Winner of the Griffin International Poetry Prize (2006)

Kamau Brathwaite's newest work, Born to Slow Horses, is a series of poetic meditations on islands and exile, language and ritual, and the force of personal and historical passions and griefs. These poems are haunted, figuratively and literally, by spirits of the African diaspora and drenched in the colors, sounds, and rhythms of the islands. But they also encompass the world of the exile and return, and the events of 9/11 in New York City. Brathwaite is one of the foremost voices in postcolonial inquiry and expression, and his poetry is densely rooted and expansive.

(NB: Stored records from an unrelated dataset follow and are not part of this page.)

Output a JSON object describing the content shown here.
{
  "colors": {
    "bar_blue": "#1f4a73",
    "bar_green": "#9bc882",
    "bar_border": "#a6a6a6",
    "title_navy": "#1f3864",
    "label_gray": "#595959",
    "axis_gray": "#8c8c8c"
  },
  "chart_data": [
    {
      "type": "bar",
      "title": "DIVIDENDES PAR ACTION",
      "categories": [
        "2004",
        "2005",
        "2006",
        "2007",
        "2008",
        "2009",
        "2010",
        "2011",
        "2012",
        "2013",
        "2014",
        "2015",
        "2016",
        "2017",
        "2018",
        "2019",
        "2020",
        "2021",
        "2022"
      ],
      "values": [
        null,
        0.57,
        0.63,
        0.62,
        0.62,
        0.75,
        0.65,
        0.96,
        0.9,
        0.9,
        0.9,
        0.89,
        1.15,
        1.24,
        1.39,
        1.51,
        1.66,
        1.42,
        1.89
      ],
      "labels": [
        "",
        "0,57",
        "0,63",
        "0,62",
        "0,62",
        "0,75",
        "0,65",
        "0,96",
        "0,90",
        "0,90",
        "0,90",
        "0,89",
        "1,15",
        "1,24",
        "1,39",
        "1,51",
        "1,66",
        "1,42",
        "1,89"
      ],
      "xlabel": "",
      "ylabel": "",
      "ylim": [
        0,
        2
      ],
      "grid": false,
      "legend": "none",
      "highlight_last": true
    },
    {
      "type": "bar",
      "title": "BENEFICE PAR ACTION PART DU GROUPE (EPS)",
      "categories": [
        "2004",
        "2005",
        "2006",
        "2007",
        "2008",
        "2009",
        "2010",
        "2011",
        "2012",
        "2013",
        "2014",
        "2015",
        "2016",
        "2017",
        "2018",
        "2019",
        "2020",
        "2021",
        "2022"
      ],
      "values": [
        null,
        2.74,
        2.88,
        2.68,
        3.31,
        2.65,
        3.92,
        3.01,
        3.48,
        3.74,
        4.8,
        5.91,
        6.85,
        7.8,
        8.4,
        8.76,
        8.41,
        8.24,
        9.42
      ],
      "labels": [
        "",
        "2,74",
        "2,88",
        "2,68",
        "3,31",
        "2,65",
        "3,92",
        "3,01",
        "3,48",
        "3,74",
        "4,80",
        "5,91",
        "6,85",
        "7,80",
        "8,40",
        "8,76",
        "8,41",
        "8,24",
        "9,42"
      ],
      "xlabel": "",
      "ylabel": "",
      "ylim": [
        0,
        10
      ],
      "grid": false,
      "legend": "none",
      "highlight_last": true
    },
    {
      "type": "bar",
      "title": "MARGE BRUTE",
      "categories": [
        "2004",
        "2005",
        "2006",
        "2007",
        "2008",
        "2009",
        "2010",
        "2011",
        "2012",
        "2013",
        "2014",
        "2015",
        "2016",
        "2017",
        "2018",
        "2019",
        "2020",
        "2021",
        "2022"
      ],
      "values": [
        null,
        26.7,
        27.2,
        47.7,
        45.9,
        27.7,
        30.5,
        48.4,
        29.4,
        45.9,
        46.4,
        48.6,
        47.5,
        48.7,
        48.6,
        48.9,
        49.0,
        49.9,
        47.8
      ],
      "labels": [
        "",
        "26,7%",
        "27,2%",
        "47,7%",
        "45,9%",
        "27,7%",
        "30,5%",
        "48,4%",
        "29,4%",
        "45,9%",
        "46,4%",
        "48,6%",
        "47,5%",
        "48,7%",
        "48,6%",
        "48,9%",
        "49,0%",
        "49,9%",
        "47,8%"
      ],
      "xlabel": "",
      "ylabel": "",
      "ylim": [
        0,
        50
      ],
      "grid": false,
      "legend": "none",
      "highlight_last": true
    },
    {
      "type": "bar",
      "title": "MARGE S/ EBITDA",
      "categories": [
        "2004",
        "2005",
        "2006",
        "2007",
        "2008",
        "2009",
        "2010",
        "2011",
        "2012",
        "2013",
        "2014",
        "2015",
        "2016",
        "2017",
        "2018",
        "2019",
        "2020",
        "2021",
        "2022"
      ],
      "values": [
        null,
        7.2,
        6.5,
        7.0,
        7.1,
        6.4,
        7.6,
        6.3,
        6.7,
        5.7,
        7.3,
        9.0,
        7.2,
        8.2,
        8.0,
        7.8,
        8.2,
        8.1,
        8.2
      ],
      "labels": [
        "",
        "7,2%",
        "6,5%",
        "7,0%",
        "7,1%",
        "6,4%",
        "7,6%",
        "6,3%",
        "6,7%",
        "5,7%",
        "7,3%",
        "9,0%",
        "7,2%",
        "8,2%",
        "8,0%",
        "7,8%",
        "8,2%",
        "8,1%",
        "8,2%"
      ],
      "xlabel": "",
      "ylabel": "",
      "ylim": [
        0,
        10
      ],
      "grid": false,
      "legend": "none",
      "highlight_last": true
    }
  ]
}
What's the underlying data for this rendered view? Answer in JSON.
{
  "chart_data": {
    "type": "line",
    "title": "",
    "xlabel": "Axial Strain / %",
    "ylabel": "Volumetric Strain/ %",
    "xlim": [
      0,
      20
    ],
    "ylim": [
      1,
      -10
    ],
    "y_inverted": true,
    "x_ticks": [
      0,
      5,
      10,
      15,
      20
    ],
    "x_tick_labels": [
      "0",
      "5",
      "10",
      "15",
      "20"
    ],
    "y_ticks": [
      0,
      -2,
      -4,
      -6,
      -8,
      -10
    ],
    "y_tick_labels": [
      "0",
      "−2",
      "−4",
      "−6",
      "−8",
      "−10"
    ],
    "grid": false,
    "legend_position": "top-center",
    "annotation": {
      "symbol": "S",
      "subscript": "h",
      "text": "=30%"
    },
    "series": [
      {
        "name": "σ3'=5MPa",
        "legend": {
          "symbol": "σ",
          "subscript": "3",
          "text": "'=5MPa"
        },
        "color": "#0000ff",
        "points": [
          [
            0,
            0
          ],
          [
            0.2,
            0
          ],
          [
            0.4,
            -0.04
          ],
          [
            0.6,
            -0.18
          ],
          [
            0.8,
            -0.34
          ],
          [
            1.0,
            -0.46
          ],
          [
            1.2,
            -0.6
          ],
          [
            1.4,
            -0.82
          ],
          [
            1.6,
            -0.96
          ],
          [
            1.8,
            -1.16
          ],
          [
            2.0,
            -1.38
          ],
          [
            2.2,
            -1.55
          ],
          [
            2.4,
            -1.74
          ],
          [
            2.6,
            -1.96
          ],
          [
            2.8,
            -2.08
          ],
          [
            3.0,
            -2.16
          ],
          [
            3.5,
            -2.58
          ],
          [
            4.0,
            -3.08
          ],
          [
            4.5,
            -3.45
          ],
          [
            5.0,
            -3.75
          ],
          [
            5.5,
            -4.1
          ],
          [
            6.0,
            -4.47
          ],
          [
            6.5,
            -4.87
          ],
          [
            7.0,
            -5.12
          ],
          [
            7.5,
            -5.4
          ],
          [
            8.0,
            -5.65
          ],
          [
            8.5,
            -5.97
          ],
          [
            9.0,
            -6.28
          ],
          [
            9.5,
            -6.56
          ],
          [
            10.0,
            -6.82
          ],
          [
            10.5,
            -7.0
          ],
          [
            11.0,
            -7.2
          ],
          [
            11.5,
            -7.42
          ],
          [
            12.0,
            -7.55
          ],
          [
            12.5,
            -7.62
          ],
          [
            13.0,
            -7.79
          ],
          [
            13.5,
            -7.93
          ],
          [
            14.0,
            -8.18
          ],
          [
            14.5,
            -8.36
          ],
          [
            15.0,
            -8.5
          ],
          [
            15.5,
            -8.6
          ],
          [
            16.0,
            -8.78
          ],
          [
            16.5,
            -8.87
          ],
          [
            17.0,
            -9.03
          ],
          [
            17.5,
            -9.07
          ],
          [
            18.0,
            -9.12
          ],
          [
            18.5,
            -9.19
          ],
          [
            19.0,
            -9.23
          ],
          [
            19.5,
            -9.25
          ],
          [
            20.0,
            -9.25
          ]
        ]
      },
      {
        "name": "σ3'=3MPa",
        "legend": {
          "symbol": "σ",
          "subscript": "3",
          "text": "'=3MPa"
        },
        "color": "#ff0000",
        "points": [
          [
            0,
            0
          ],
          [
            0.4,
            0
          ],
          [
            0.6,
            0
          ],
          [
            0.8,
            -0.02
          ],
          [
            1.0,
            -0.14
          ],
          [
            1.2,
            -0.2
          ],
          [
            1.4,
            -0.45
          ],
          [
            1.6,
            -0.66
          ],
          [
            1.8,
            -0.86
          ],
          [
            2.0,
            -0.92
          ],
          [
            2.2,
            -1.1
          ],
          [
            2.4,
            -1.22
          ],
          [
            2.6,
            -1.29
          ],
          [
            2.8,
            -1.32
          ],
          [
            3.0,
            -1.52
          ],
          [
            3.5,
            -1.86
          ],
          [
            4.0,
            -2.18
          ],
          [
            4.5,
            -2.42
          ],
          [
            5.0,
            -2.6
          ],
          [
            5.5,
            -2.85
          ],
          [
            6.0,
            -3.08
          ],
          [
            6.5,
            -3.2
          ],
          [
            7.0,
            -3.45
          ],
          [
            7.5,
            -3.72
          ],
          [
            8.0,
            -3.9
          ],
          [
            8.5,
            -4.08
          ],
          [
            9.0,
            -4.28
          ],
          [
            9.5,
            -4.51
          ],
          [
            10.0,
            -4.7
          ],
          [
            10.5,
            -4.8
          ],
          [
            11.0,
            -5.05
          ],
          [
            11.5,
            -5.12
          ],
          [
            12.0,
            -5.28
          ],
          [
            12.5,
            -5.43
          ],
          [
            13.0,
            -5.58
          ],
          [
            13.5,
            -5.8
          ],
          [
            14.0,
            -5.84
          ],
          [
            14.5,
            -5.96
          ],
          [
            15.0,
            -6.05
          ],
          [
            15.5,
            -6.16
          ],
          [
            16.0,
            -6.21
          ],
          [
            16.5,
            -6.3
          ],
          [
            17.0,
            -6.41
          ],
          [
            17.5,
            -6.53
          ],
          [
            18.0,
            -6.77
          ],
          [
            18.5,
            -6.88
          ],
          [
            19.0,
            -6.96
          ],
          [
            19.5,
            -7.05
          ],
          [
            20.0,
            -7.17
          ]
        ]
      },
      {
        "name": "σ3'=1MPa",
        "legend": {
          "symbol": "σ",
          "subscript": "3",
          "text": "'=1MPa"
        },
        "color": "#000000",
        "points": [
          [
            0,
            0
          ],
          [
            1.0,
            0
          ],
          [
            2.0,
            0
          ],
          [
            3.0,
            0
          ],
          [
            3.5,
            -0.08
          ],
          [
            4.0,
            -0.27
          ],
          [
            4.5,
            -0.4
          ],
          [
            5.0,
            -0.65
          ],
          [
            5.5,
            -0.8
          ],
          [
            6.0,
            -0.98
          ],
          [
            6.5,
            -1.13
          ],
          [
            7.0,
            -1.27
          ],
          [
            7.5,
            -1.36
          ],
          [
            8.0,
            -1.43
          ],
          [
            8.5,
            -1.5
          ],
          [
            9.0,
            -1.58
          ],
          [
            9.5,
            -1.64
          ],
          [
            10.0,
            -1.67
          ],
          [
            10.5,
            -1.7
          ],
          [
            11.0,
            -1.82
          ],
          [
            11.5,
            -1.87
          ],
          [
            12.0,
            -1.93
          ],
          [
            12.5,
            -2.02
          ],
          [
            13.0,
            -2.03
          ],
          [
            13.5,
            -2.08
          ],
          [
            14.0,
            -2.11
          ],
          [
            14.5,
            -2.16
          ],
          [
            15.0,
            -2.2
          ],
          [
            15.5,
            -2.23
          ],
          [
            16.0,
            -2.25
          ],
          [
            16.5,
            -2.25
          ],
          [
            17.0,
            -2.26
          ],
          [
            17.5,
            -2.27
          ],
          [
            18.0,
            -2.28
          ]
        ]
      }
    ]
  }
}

Using his unusual "sycorax" signature typography and spelling, Brathwaite brings a cultural specificity, with distinct accents, sonic gestures, and pronunciations, into his pages--making them new, exciting, and rich in nuances.


About the Author

KAMAU BRATHWAITE, born in Barbados in 1930, is an internationally celebrated poet, performer, and cultural theorist. Co-founder of the Caribbean Artists Movement, he was educated at Pembroke College, Cambridge and has a Ph.D. from the University of Sussex in the U.K. He has served on the board of directors of UNESCO's History of Mankind project since 1979, and as cultural advisor to the government of Barbados from 1975-79 and since 1990. His awards include the Neustadt International Prize for Literature, the Bussa Award, the Casa de las Americas Prize, and the Charity Randall Prize for Performance and Written Poetry. He has received both Guggenheim and Fulbrights fellowships, among many others. His book The Zea Mexican Diary (1993) was the Village Voice Book of the Year. Over the years, he has worked in the Ministry of Education in Ghana, and taught at the University of the West Indies, Southern Illinois University, the University of Nairobi, Boston University, Holy Cross College, Yale, and was a visiting fellow at Harvard. Brathwaite is currently Professor of Comparative Literature at New York University, and shares his time between CowPastor, Barbados and New York City.